Green Dot Corp.’s latest move looks like a sign that the company will keep the green rolling in from Wal-Mart Stores Inc.
The provider of prepaid debit cards announced last week that it has taken over GE Capital Retail Bank’s Wal-Mart prepaid card business, known as Walmart MoneyCards.
That means Green Dot will now issue the cards and hold the deposits made on them, as the GE bank did. It will continue to administer the cards and process payments as it did in the past.
The move was seen as solidifying the Monrovia company’s relationship with the Bentonville, Ark., retail giant.
As a result, Green Dot’s shares were among the biggest gainers on the LABJ Stock Index, rising 8.9 percent to close at $19.04 on June 12. (See page 38.)
Green Dot’s ability to issue its own card allows Wal-Mart greater efficiency with its MoneyCard program. Wal-Mart now only has to go through one company instead of two to issue its prepaid debit cards.
Green Dot, GE and Wal-Mart were under a triparty agreement that ran until 2015.
The Wal-Mart-branded cards were sold at the retailer. Green Dot administered the card program, processing deposits to and payments from the cards, while GE issued the cards and handled the money.
The change suits Wal-Mart, one analyst said.
“Wal-Mart prefers to deal with one company,” said Gil Luria , an analyst at Wedbush Securities in downtown Los Angeles who covers Green Dot.
Green Dot will issue Wal-Mart’s prepaid debit cards through Green Dot Bank, a relatively new Green Dot subsidiary.
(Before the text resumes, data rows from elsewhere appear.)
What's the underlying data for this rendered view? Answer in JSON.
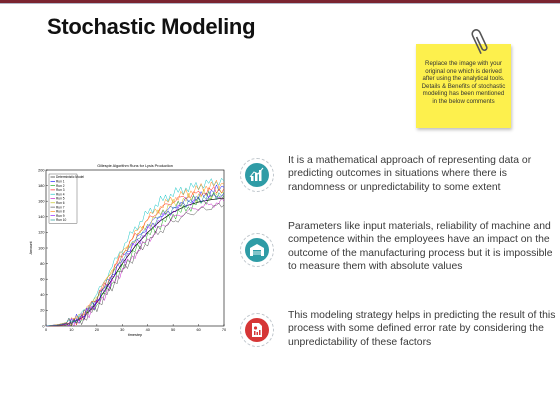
{
  "slide": {
    "title": "Stochastic Modeling",
    "accent_colors": {
      "top_bar": "#7a2430",
      "teal": "#2f9ca6",
      "red": "#d63636",
      "note": "#fdf04d"
    }
  },
  "note": {
    "text": "Replace the image with your original one which is derived after using the analytical tools. Details & Benefits of stochastic modeling has been mentioned in the below comments",
    "icon": "paperclip-icon"
  },
  "chart_data": {
    "type": "line",
    "title": "Gillespie Algorithm Runs for Lysis Production",
    "xlabel": "timestep",
    "ylabel": "Amount",
    "xlim": [
      0,
      70
    ],
    "ylim": [
      0,
      200
    ],
    "xticks": [
      0,
      10,
      20,
      30,
      40,
      50,
      60,
      70
    ],
    "yticks": [
      0,
      20,
      40,
      60,
      80,
      100,
      120,
      140,
      160,
      180,
      200
    ],
    "legend_position": "top-left",
    "x": [
      0,
      5,
      10,
      15,
      20,
      25,
      30,
      35,
      40,
      45,
      50,
      55,
      60,
      65,
      70
    ],
    "series": [
      {
        "name": "Deterministic Model",
        "color": "#000000",
        "values": [
          0,
          1,
          4,
          12,
          30,
          55,
          80,
          102,
          120,
          135,
          146,
          154,
          159,
          162,
          164
        ]
      },
      {
        "name": "Run 1",
        "color": "#0000ff",
        "values": [
          0,
          2,
          5,
          15,
          33,
          60,
          88,
          108,
          128,
          142,
          152,
          160,
          165,
          172,
          178
        ]
      },
      {
        "name": "Run 2",
        "color": "#00a000",
        "values": [
          0,
          1,
          3,
          10,
          28,
          50,
          75,
          96,
          115,
          130,
          142,
          150,
          158,
          164,
          168
        ]
      },
      {
        "name": "Run 3",
        "color": "#ff0000",
        "values": [
          0,
          0,
          4,
          14,
          35,
          62,
          92,
          115,
          135,
          150,
          160,
          166,
          170,
          174,
          176
        ]
      },
      {
        "name": "Run 4",
        "color": "#00bfbf",
        "values": [
          0,
          2,
          6,
          18,
          40,
          70,
          100,
          125,
          145,
          160,
          170,
          176,
          180,
          184,
          186
        ]
      },
      {
        "name": "Run 5",
        "color": "#bf00bf",
        "values": [
          0,
          1,
          3,
          11,
          27,
          48,
          72,
          92,
          110,
          126,
          138,
          146,
          152,
          156,
          160
        ]
      },
      {
        "name": "Run 6",
        "color": "#bfbf00",
        "values": [
          0,
          1,
          5,
          16,
          36,
          64,
          90,
          112,
          130,
          146,
          156,
          162,
          167,
          170,
          172
        ]
      },
      {
        "name": "Run 7",
        "color": "#404040",
        "values": [
          0,
          0,
          2,
          9,
          24,
          45,
          70,
          90,
          108,
          122,
          134,
          142,
          148,
          152,
          155
        ]
      },
      {
        "name": "Run 8",
        "color": "#ff8000",
        "values": [
          0,
          2,
          6,
          17,
          38,
          66,
          95,
          118,
          138,
          153,
          163,
          170,
          176,
          180,
          182
        ]
      },
      {
        "name": "Run 9",
        "color": "#8000ff",
        "values": [
          0,
          1,
          4,
          13,
          31,
          56,
          83,
          104,
          122,
          138,
          148,
          156,
          161,
          165,
          169
        ]
      },
      {
        "name": "Run 10",
        "color": "#008080",
        "values": [
          0,
          1,
          5,
          15,
          34,
          60,
          86,
          110,
          126,
          141,
          151,
          158,
          163,
          167,
          171
        ]
      }
    ]
  },
  "points": [
    {
      "icon": "bar-chart-icon",
      "color": "#2f9ca6",
      "text": "It is a mathematical approach of representing data or predicting outcomes in situations where there is randomness or unpredictability to some extent"
    },
    {
      "icon": "warehouse-icon",
      "color": "#2f9ca6",
      "text": "Parameters like input materials, reliability of machine and competence within the employees have an impact on the outcome of the manufacturing process but it is impossible to measure them with absolute values"
    },
    {
      "icon": "document-chart-icon",
      "color": "#d63636",
      "text": "This modeling strategy helps in predicting the result of this process with some defined error rate by considering the unpredictability of these factors"
    }
  ]
}
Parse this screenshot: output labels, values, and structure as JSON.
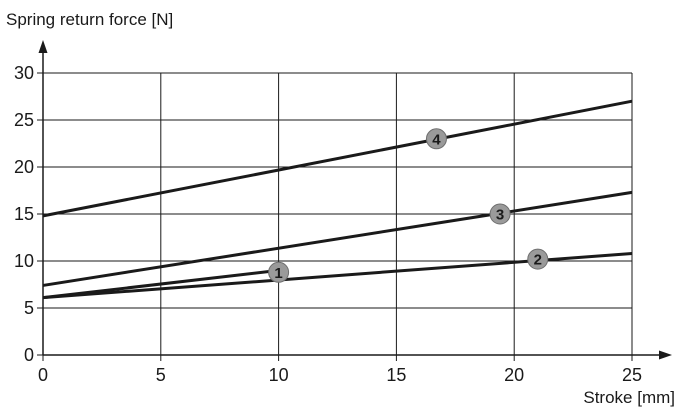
{
  "chart_data": {
    "type": "line",
    "title": "",
    "xlabel": "Stroke [mm]",
    "ylabel": "Spring return force [N]",
    "xlim": [
      0,
      25
    ],
    "ylim": [
      0,
      30
    ],
    "x_ticks": [
      "0",
      "5",
      "10",
      "15",
      "20",
      "25"
    ],
    "y_ticks": [
      "0",
      "5",
      "10",
      "15",
      "20",
      "25",
      "30"
    ],
    "grid": true,
    "legend": "none",
    "line_color": "#1a1a1a",
    "marker_color": "#9a9a9a",
    "series": [
      {
        "label": "1",
        "x": [
          0,
          10
        ],
        "y": [
          6.1,
          9.0
        ],
        "label_at": [
          10,
          8.8
        ]
      },
      {
        "label": "2",
        "x": [
          0,
          25
        ],
        "y": [
          6.1,
          10.8
        ],
        "label_at": [
          21,
          10.2
        ]
      },
      {
        "label": "3",
        "x": [
          0,
          25
        ],
        "y": [
          7.4,
          17.3
        ],
        "label_at": [
          19.4,
          15.0
        ]
      },
      {
        "label": "4",
        "x": [
          0,
          25
        ],
        "y": [
          14.8,
          27.0
        ],
        "label_at": [
          16.7,
          23.0
        ]
      }
    ]
  }
}
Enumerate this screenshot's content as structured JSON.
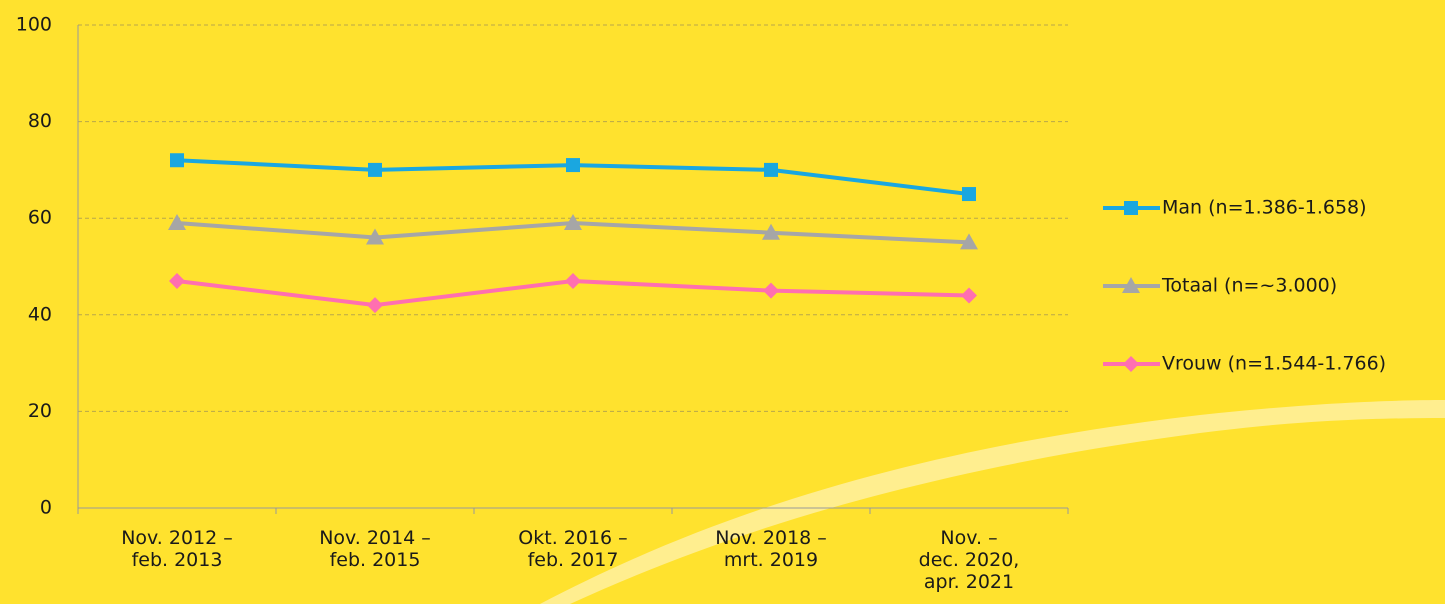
{
  "chart_data": {
    "type": "line",
    "categories": [
      "Nov. 2012 –\nfeb. 2013",
      "Nov. 2014 –\nfeb. 2015",
      "Okt. 2016 –\nfeb. 2017",
      "Nov. 2018 –\nmrt. 2019",
      "Nov. –\ndec. 2020,\napr. 2021"
    ],
    "series": [
      {
        "name": "Man (n=1.386-1.658)",
        "color": "#1aa7e0",
        "marker": "square",
        "values": [
          72,
          70,
          71,
          70,
          65
        ]
      },
      {
        "name": "Totaal (n=~3.000)",
        "color": "#a6a6a6",
        "marker": "triangle",
        "values": [
          59,
          56,
          59,
          57,
          55
        ]
      },
      {
        "name": "Vrouw (n=1.544-1.766)",
        "color": "#ff6fb0",
        "marker": "diamond",
        "values": [
          47,
          42,
          47,
          45,
          44
        ]
      }
    ],
    "ylim": [
      0,
      100
    ],
    "yticks": [
      0,
      20,
      40,
      60,
      80,
      100
    ],
    "grid": true,
    "legend": "right"
  }
}
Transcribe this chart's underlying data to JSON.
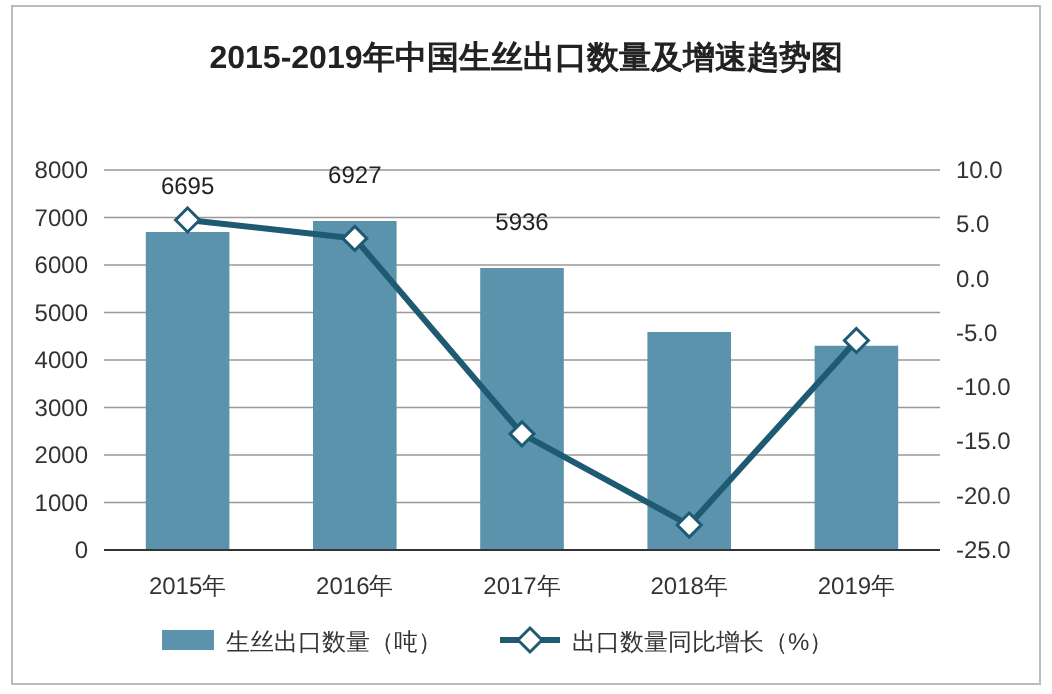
{
  "chart_data": {
    "type": "bar",
    "title": "2015-2019年中国生丝出口数量及增速趋势图",
    "categories": [
      "2015年",
      "2016年",
      "2017年",
      "2018年",
      "2019年"
    ],
    "series": [
      {
        "name": "生丝出口数量（吨）",
        "color": "#5b93ad",
        "values": [
          6695,
          6927,
          5936,
          4590,
          4300
        ],
        "value_labels": [
          "6695",
          "6927",
          "5936",
          null,
          null
        ]
      },
      {
        "name": "出口数量同比增长（%）",
        "type": "line",
        "axis": "y2",
        "color": "#1f5a73",
        "marker": "diamond",
        "values": [
          5.4,
          3.7,
          -14.3,
          -22.7,
          -5.7
        ]
      }
    ],
    "ylim": [
      0,
      8000
    ],
    "yticks": [
      0,
      1000,
      2000,
      3000,
      4000,
      5000,
      6000,
      7000,
      8000
    ],
    "y2lim": [
      -25,
      10
    ],
    "y2ticks": [
      {
        "value": 10,
        "label": "10.0"
      },
      {
        "value": 5,
        "label": "5.0"
      },
      {
        "value": 0,
        "label": "0.0"
      },
      {
        "value": -5,
        "label": "-5.0"
      },
      {
        "value": -10,
        "label": "-10.0"
      },
      {
        "value": -15,
        "label": "-15.0"
      },
      {
        "value": -20,
        "label": "-20.0"
      },
      {
        "value": -25,
        "label": "-25.0"
      }
    ],
    "grid": "y",
    "legend": "bottom"
  }
}
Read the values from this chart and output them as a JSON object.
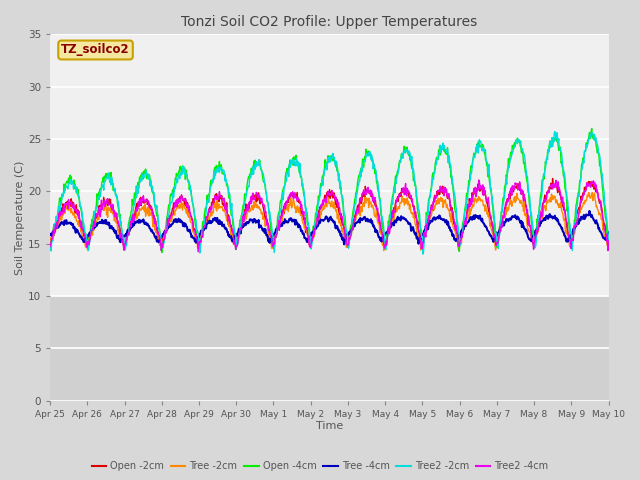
{
  "title": "Tonzi Soil CO2 Profile: Upper Temperatures",
  "xlabel": "Time",
  "ylabel": "Soil Temperature (C)",
  "ylim": [
    0,
    35
  ],
  "yticks": [
    0,
    5,
    10,
    15,
    20,
    25,
    30,
    35
  ],
  "legend_label": "TZ_soilco2",
  "legend_box_facecolor": "#f5e6a0",
  "legend_box_edgecolor": "#c8a000",
  "legend_text_color": "#8b0000",
  "series_colors": {
    "Open -2cm": "#dd0000",
    "Tree -2cm": "#ff8800",
    "Open -4cm": "#00ee00",
    "Tree -4cm": "#0000bb",
    "Tree2 -2cm": "#00dddd",
    "Tree2 -4cm": "#ee00ee"
  },
  "tick_labels": [
    "Apr 25",
    "Apr 26",
    "Apr 27",
    "Apr 28",
    "Apr 29",
    "Apr 30",
    "May 1",
    "May 2",
    "May 3",
    "May 4",
    "May 5",
    "May 6",
    "May 7",
    "May 8",
    "May 9",
    "May 10"
  ],
  "n_points": 1000,
  "n_days": 15
}
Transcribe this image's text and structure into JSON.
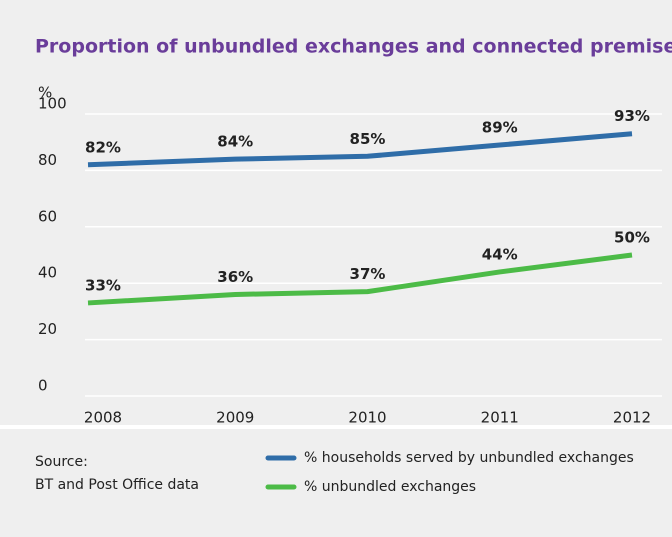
{
  "chart_data": {
    "type": "line",
    "title": "Proportion of unbundled exchanges and connected premises",
    "y_label": "%",
    "categories": [
      "2008",
      "2009",
      "2010",
      "2011",
      "2012"
    ],
    "series": [
      {
        "name": "% households served by unbundled exchanges",
        "color": "#2f6da8",
        "values": [
          82,
          84,
          85,
          89,
          93
        ],
        "value_labels": [
          "82%",
          "84%",
          "85%",
          "89%",
          "93%"
        ]
      },
      {
        "name": "% unbundled exchanges",
        "color": "#4cbb47",
        "values": [
          33,
          36,
          37,
          44,
          50
        ],
        "value_labels": [
          "33%",
          "36%",
          "37%",
          "44%",
          "50%"
        ]
      }
    ],
    "ylim": [
      0,
      100
    ],
    "yticks": [
      0,
      20,
      40,
      60,
      80,
      100
    ],
    "grid": true,
    "source": [
      "Source:",
      "BT and Post Office data"
    ]
  }
}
GE exits the contract.
A Green Dot filing announcing the purchase agreement said GE wanted to focus on its main business, providing consumer credit through retailers. The documents also say GE believes Green Dot is best suited to run Wal-Mart’s prepaid card program.
“There’s no purchase price. We’re not acquiring anything for money,” Steven Streit, Green Dot chief executive, said last week at a conference in Chicago. “It’s a transfer of the assets and liabilities from GE consumer retail bank into Green Dot Bank.”
Streit said the company would give specifics about the deal’s economic benefits in an upcoming conference call.
Streit, who had worked in radio, founded Green Dot in 1999 in Monrovia and first started selling prepaid debit cards in 2001. Green Dot is considered a market pioneer and has become one of the biggest sellers of the cards, mainly marketing to those without bank accounts.